Suite à la mission sur les arrêts de travail qui leur a été confiée en septembre, Jean-Luc Bérard, directeur des ressources humaines du groupe Safran, Stéphane Oustric, médecin généraliste et professeur des universités et Stéphane Seiller, conseiller-maître à la Cour des comptes, ont remis leur rapport au gouvernement le 20 février.

Intitulé « Plus de prévention, d’efficacité, d’équité et de maîtrise des arrêts de travail : neuf constats, vingt propositions », ce rapport revendique la prévention comme un moyen de restreindre les arrêts courts et propose que les entreprises établissent un diagnostic de leur situation au regard de l’absentéisme pour maladie en respectant la confidentialité du secret médical et, le cas échéant, définissent un plan d’action. Il préconise également une modulation des taux de cotisation maladie en fonction du profil de l’entreprise par rapport à ce risque.

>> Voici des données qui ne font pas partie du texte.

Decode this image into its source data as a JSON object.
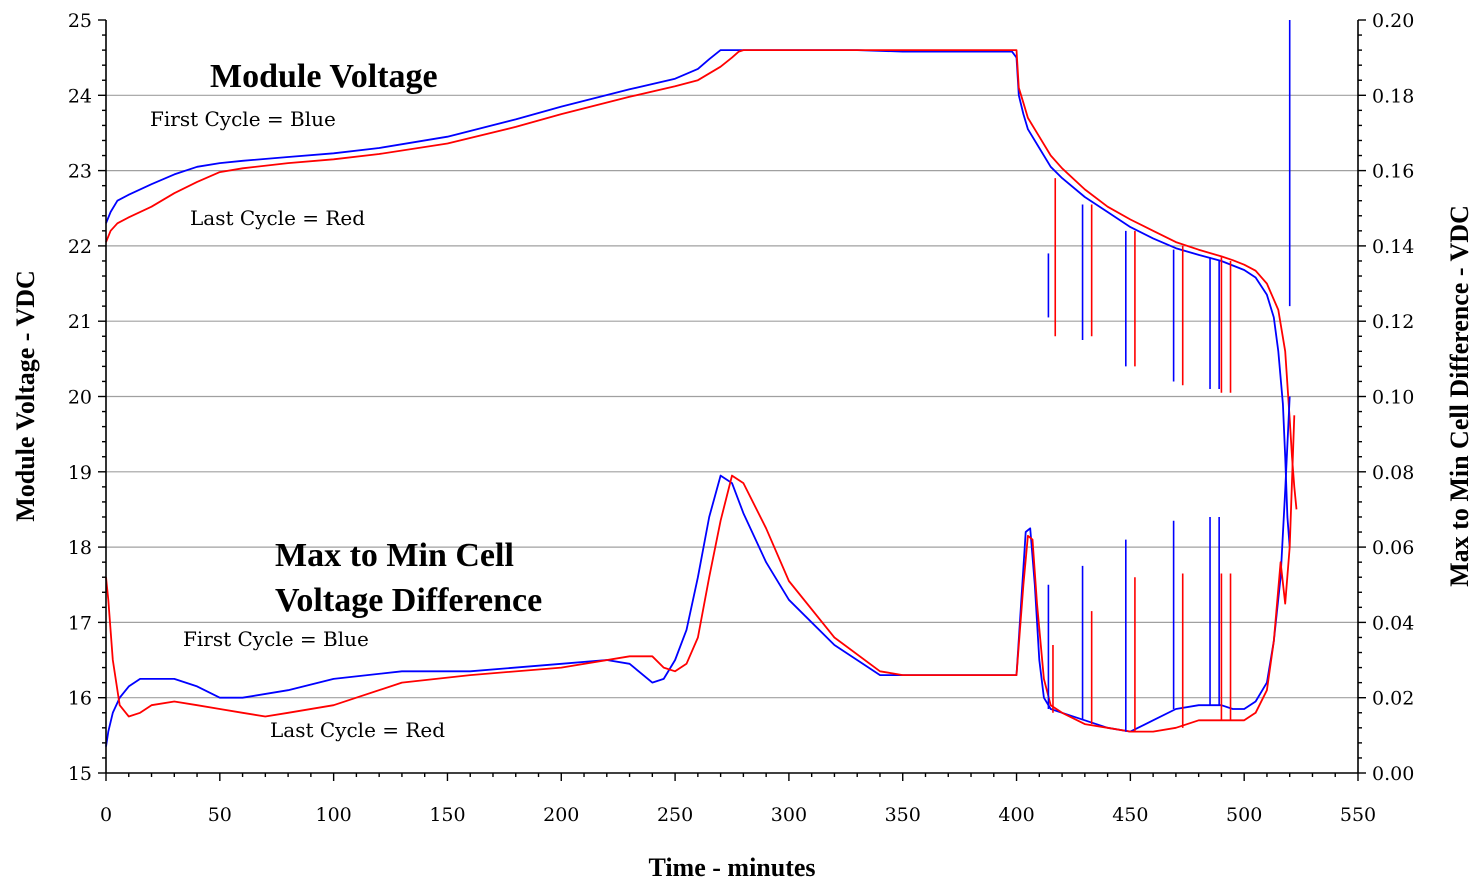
{
  "chart_data": {
    "type": "line",
    "xlabel": "Time - minutes",
    "ylabel_left": "Module Voltage - VDC",
    "ylabel_right": "Max to Min Cell Difference - VDC",
    "xlim": [
      0,
      550
    ],
    "ylim_left": [
      15,
      25
    ],
    "ylim_right": [
      0,
      0.2
    ],
    "x_ticks": [
      "0",
      "50",
      "100",
      "150",
      "200",
      "250",
      "300",
      "350",
      "400",
      "450",
      "500",
      "550"
    ],
    "y_ticks_left": [
      "15",
      "16",
      "17",
      "18",
      "19",
      "20",
      "21",
      "22",
      "23",
      "24",
      "25"
    ],
    "y_ticks_right": [
      "0.00",
      "0.02",
      "0.04",
      "0.06",
      "0.08",
      "0.10",
      "0.12",
      "0.14",
      "0.16",
      "0.18",
      "0.20"
    ],
    "grid": true,
    "colors": {
      "first": "#0000ff",
      "last": "#ff0000"
    },
    "annotations": {
      "module_title": "Module Voltage",
      "module_first": "First Cycle = Blue",
      "module_last": "Last Cycle = Red",
      "diff_title_1": "Max to Min Cell",
      "diff_title_2": "Voltage Difference",
      "diff_first": "First Cycle = Blue",
      "diff_last": "Last Cycle = Red"
    },
    "series": [
      {
        "axis": "left",
        "color": "#0000ff",
        "x": [
          0,
          2,
          5,
          10,
          20,
          30,
          40,
          50,
          60,
          80,
          100,
          120,
          150,
          180,
          200,
          230,
          250,
          260,
          265,
          270,
          275,
          280,
          300,
          330,
          350,
          360,
          380,
          398,
          400,
          401,
          403,
          405,
          410,
          415,
          420,
          430,
          440,
          450,
          460,
          470,
          480,
          490,
          495,
          500,
          505,
          510,
          513,
          515,
          517,
          518,
          519,
          520
        ],
        "y": [
          22.3,
          22.45,
          22.6,
          22.68,
          22.82,
          22.95,
          23.05,
          23.1,
          23.13,
          23.18,
          23.23,
          23.3,
          23.45,
          23.68,
          23.85,
          24.08,
          24.22,
          24.35,
          24.48,
          24.6,
          24.6,
          24.6,
          24.6,
          24.6,
          24.58,
          24.58,
          24.58,
          24.58,
          24.5,
          24.0,
          23.75,
          23.55,
          23.3,
          23.05,
          22.9,
          22.65,
          22.45,
          22.25,
          22.1,
          21.97,
          21.88,
          21.8,
          21.74,
          21.68,
          21.58,
          21.35,
          21.05,
          20.6,
          19.9,
          19.2,
          18.4,
          18.0
        ]
      },
      {
        "axis": "left",
        "color": "#ff0000",
        "x": [
          0,
          2,
          5,
          10,
          20,
          30,
          40,
          50,
          60,
          80,
          100,
          120,
          150,
          180,
          200,
          230,
          250,
          260,
          270,
          275,
          278,
          280,
          300,
          330,
          350,
          380,
          400,
          401,
          403,
          405,
          410,
          415,
          420,
          430,
          440,
          450,
          460,
          470,
          480,
          490,
          495,
          500,
          505,
          510,
          515,
          518,
          520,
          521,
          522,
          523
        ],
        "y": [
          22.05,
          22.2,
          22.3,
          22.38,
          22.52,
          22.7,
          22.85,
          22.98,
          23.03,
          23.1,
          23.15,
          23.22,
          23.36,
          23.58,
          23.75,
          23.98,
          24.12,
          24.2,
          24.38,
          24.5,
          24.58,
          24.6,
          24.6,
          24.6,
          24.6,
          24.6,
          24.6,
          24.1,
          23.9,
          23.7,
          23.45,
          23.2,
          23.03,
          22.75,
          22.52,
          22.35,
          22.2,
          22.05,
          21.95,
          21.86,
          21.81,
          21.75,
          21.67,
          21.5,
          21.15,
          20.6,
          19.7,
          19.2,
          18.8,
          18.5
        ]
      },
      {
        "axis": "right",
        "color": "#0000ff",
        "x": [
          0,
          1,
          3,
          6,
          10,
          15,
          20,
          30,
          40,
          50,
          60,
          80,
          100,
          130,
          160,
          200,
          220,
          230,
          240,
          245,
          250,
          255,
          260,
          265,
          270,
          275,
          280,
          290,
          300,
          320,
          340,
          350,
          380,
          400,
          402,
          404,
          406,
          408,
          410,
          412,
          415,
          420,
          430,
          440,
          450,
          460,
          470,
          480,
          490,
          495,
          500,
          505,
          510,
          513,
          516,
          518,
          520
        ],
        "y": [
          0.007,
          0.011,
          0.016,
          0.02,
          0.023,
          0.025,
          0.025,
          0.025,
          0.023,
          0.02,
          0.02,
          0.022,
          0.025,
          0.027,
          0.027,
          0.029,
          0.03,
          0.029,
          0.024,
          0.025,
          0.03,
          0.038,
          0.052,
          0.068,
          0.079,
          0.077,
          0.069,
          0.056,
          0.046,
          0.034,
          0.026,
          0.026,
          0.026,
          0.026,
          0.045,
          0.064,
          0.065,
          0.05,
          0.03,
          0.02,
          0.017,
          0.016,
          0.014,
          0.012,
          0.011,
          0.014,
          0.017,
          0.018,
          0.018,
          0.017,
          0.017,
          0.019,
          0.024,
          0.035,
          0.052,
          0.075,
          0.1
        ]
      },
      {
        "axis": "right",
        "color": "#ff0000",
        "x": [
          0,
          1,
          3,
          6,
          10,
          15,
          20,
          30,
          40,
          50,
          60,
          70,
          80,
          100,
          130,
          160,
          200,
          230,
          240,
          245,
          250,
          255,
          260,
          265,
          270,
          275,
          280,
          290,
          300,
          320,
          340,
          350,
          380,
          400,
          403,
          405,
          407,
          409,
          412,
          415,
          420,
          430,
          440,
          450,
          460,
          470,
          480,
          490,
          500,
          505,
          510,
          513,
          516,
          518,
          520,
          522
        ],
        "y": [
          0.052,
          0.046,
          0.03,
          0.018,
          0.015,
          0.016,
          0.018,
          0.019,
          0.018,
          0.017,
          0.016,
          0.015,
          0.016,
          0.018,
          0.024,
          0.026,
          0.028,
          0.031,
          0.031,
          0.028,
          0.027,
          0.029,
          0.036,
          0.052,
          0.067,
          0.079,
          0.077,
          0.065,
          0.051,
          0.036,
          0.027,
          0.026,
          0.026,
          0.026,
          0.05,
          0.063,
          0.062,
          0.045,
          0.025,
          0.018,
          0.016,
          0.013,
          0.012,
          0.011,
          0.011,
          0.012,
          0.014,
          0.014,
          0.014,
          0.016,
          0.022,
          0.035,
          0.056,
          0.045,
          0.06,
          0.095
        ]
      }
    ],
    "spikes": [
      {
        "color": "#0000ff",
        "x": 414,
        "from": 21.9,
        "to": 21.05,
        "axis": "left"
      },
      {
        "color": "#0000ff",
        "x": 429,
        "from": 22.55,
        "to": 20.75,
        "axis": "left"
      },
      {
        "color": "#0000ff",
        "x": 448,
        "from": 22.2,
        "to": 20.4,
        "axis": "left"
      },
      {
        "color": "#0000ff",
        "x": 469,
        "from": 21.95,
        "to": 20.2,
        "axis": "left"
      },
      {
        "color": "#0000ff",
        "x": 485,
        "from": 21.85,
        "to": 20.1,
        "axis": "left"
      },
      {
        "color": "#0000ff",
        "x": 489,
        "from": 21.8,
        "to": 20.1,
        "axis": "left"
      },
      {
        "color": "#ff0000",
        "x": 417,
        "from": 22.9,
        "to": 20.8,
        "axis": "left"
      },
      {
        "color": "#ff0000",
        "x": 433,
        "from": 22.55,
        "to": 20.8,
        "axis": "left"
      },
      {
        "color": "#ff0000",
        "x": 452,
        "from": 22.2,
        "to": 20.4,
        "axis": "left"
      },
      {
        "color": "#ff0000",
        "x": 473,
        "from": 22.0,
        "to": 20.15,
        "axis": "left"
      },
      {
        "color": "#ff0000",
        "x": 490,
        "from": 21.85,
        "to": 20.05,
        "axis": "left"
      },
      {
        "color": "#ff0000",
        "x": 494,
        "from": 21.8,
        "to": 20.05,
        "axis": "left"
      },
      {
        "color": "#0000ff",
        "x": 414,
        "from": 0.017,
        "to": 0.05,
        "axis": "right"
      },
      {
        "color": "#0000ff",
        "x": 429,
        "from": 0.014,
        "to": 0.055,
        "axis": "right"
      },
      {
        "color": "#0000ff",
        "x": 448,
        "from": 0.011,
        "to": 0.062,
        "axis": "right"
      },
      {
        "color": "#0000ff",
        "x": 469,
        "from": 0.017,
        "to": 0.067,
        "axis": "right"
      },
      {
        "color": "#0000ff",
        "x": 485,
        "from": 0.018,
        "to": 0.068,
        "axis": "right"
      },
      {
        "color": "#0000ff",
        "x": 489,
        "from": 0.018,
        "to": 0.068,
        "axis": "right"
      },
      {
        "color": "#ff0000",
        "x": 416,
        "from": 0.016,
        "to": 0.034,
        "axis": "right"
      },
      {
        "color": "#ff0000",
        "x": 433,
        "from": 0.013,
        "to": 0.043,
        "axis": "right"
      },
      {
        "color": "#ff0000",
        "x": 452,
        "from": 0.011,
        "to": 0.052,
        "axis": "right"
      },
      {
        "color": "#ff0000",
        "x": 473,
        "from": 0.012,
        "to": 0.053,
        "axis": "right"
      },
      {
        "color": "#ff0000",
        "x": 490,
        "from": 0.014,
        "to": 0.053,
        "axis": "right"
      },
      {
        "color": "#ff0000",
        "x": 494,
        "from": 0.014,
        "to": 0.053,
        "axis": "right"
      },
      {
        "color": "#0000ff",
        "x": 520,
        "from": 21.2,
        "to": 25.0,
        "axis": "left"
      }
    ]
  }
}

Des négociations doivent s’engager sur le système de santé au travail. Les auteurs du rapport recommandent d’introduire dans les discussions la prévention de la désinsertion professionnelle et de remettre à plat les règles d’indemnisation des arrêts de travail. Ils estiment qu’au-delà du temps partiel thérapeutique, il conviendrait de mettre au point d’autres solutions comme la possibilité de prescrire dès le début de l’arrêt de travail une mise au repos partiel.

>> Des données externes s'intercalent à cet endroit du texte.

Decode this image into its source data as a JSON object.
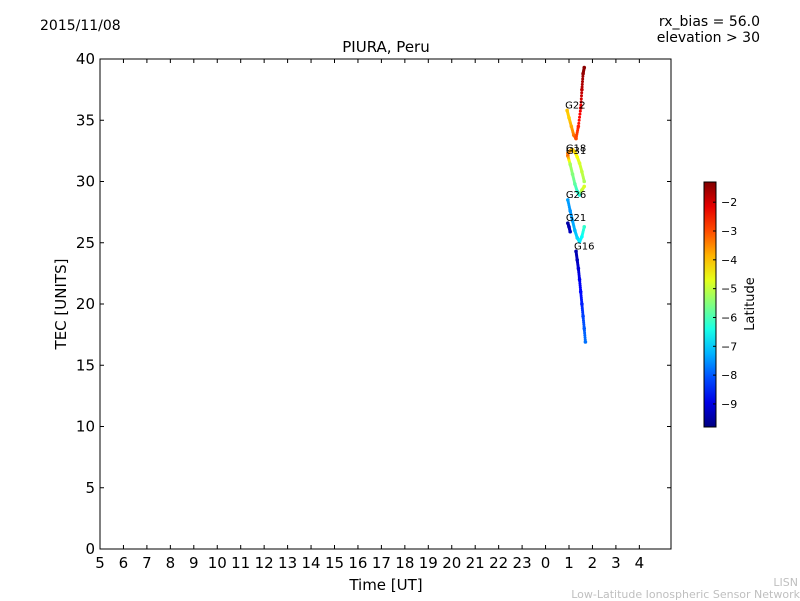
{
  "header": {
    "date": "2015/11/08",
    "rx_bias": "rx_bias = 56.0",
    "elevation": "elevation > 30"
  },
  "footer": {
    "line1": "LISN",
    "line2": "Low-Latitude Ionospheric Sensor Network"
  },
  "chart_data": {
    "type": "scatter",
    "title": "PIURA, Peru",
    "xlabel": "Time [UT]",
    "ylabel": "TEC [UNITS]",
    "xticks": [
      "5",
      "6",
      "7",
      "8",
      "9",
      "10",
      "11",
      "12",
      "13",
      "14",
      "15",
      "16",
      "17",
      "18",
      "19",
      "20",
      "21",
      "22",
      "23",
      "0",
      "1",
      "2",
      "3",
      "4"
    ],
    "ylim": [
      0,
      40
    ],
    "yticks": [
      0,
      5,
      10,
      15,
      20,
      25,
      30,
      35,
      40
    ],
    "colorbar": {
      "label": "Latitude",
      "range": [
        -9.8,
        -1.3
      ],
      "ticks": [
        -2,
        -3,
        -4,
        -5,
        -6,
        -7,
        -8,
        -9
      ],
      "colormap": "jet"
    },
    "grid": false,
    "series": [
      {
        "name": "G22",
        "x": [
          0.92,
          1.0,
          1.1,
          1.2,
          1.3,
          1.4,
          1.5,
          1.55,
          1.6,
          1.65
        ],
        "y": [
          35.8,
          35.2,
          34.5,
          33.8,
          33.5,
          34.5,
          36.0,
          37.5,
          38.8,
          39.3
        ],
        "lat": [
          -4.0,
          -4.1,
          -3.8,
          -3.4,
          -3.0,
          -2.6,
          -2.2,
          -1.8,
          -1.5,
          -1.4
        ]
      },
      {
        "name": "G18",
        "x": [
          0.95,
          1.05,
          1.15,
          1.25,
          1.35,
          1.45,
          1.55,
          1.65
        ],
        "y": [
          32.3,
          32.5,
          32.6,
          32.4,
          32.0,
          31.5,
          30.8,
          30.0
        ],
        "lat": [
          -3.4,
          -3.6,
          -4.0,
          -4.2,
          -4.5,
          -4.8,
          -5.0,
          -5.2
        ]
      },
      {
        "name": "G31",
        "x": [
          0.95,
          1.05,
          1.15,
          1.25,
          1.35,
          1.45,
          1.55,
          1.65
        ],
        "y": [
          32.1,
          31.4,
          30.6,
          29.8,
          29.2,
          28.9,
          29.3,
          29.6
        ],
        "lat": [
          -3.3,
          -5.2,
          -5.5,
          -5.8,
          -6.2,
          -6.5,
          -5.0,
          -4.8
        ]
      },
      {
        "name": "G26",
        "x": [
          0.95,
          1.05,
          1.15,
          1.25,
          1.35,
          1.45,
          1.55,
          1.65
        ],
        "y": [
          28.5,
          27.6,
          26.8,
          26.0,
          25.4,
          25.1,
          25.5,
          26.3
        ],
        "lat": [
          -7.4,
          -7.5,
          -7.4,
          -7.2,
          -7.0,
          -6.8,
          -6.6,
          -6.2
        ]
      },
      {
        "name": "G21",
        "x": [
          0.95,
          1.0,
          1.05
        ],
        "y": [
          26.6,
          26.3,
          25.9
        ],
        "lat": [
          -9.5,
          -9.4,
          -9.3
        ]
      },
      {
        "name": "G16",
        "x": [
          1.3,
          1.35,
          1.4,
          1.45,
          1.5,
          1.55,
          1.6,
          1.65,
          1.7
        ],
        "y": [
          24.3,
          23.6,
          22.9,
          22.0,
          21.0,
          20.0,
          19.0,
          18.0,
          16.9
        ],
        "lat": [
          -9.4,
          -9.3,
          -9.1,
          -8.9,
          -8.7,
          -8.5,
          -8.2,
          -8.0,
          -7.8
        ]
      }
    ]
  }
}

Autre proposition des trois experts : une extension et une simplification du complément légal de mensualisation versé par l’employeur qui assure au salarié 90 % de son salaire le premier mois d’arrêt puis les deux tiers lors du second mois d’arrêt. Le but premier serait de réduire au minimum les catégories de salariés ne bénéficiant pas du complément légal de mensualisation (salariés dans l’entreprise depuis moins d’un an, salariés travaillant à domicile, assistantes maternelles, etc.). La seconde raison serait un alignement des droits pour les salariés venant d’être recrutés, notamment les CDD. Deux autres simplifications sont proposées par les auteurs du rapport : d’une part, une forfaitisation de l’indemnité journalière de la Sécurité sociale pendant les 30 premiers jours d’arrêt de travail ; d’autre part, après mise en œuvre de l’extension et l’alignement, un nouveau mode de calcul de la valeur du forfait pour que le complément versé par l’employeur reste globalement inchangé.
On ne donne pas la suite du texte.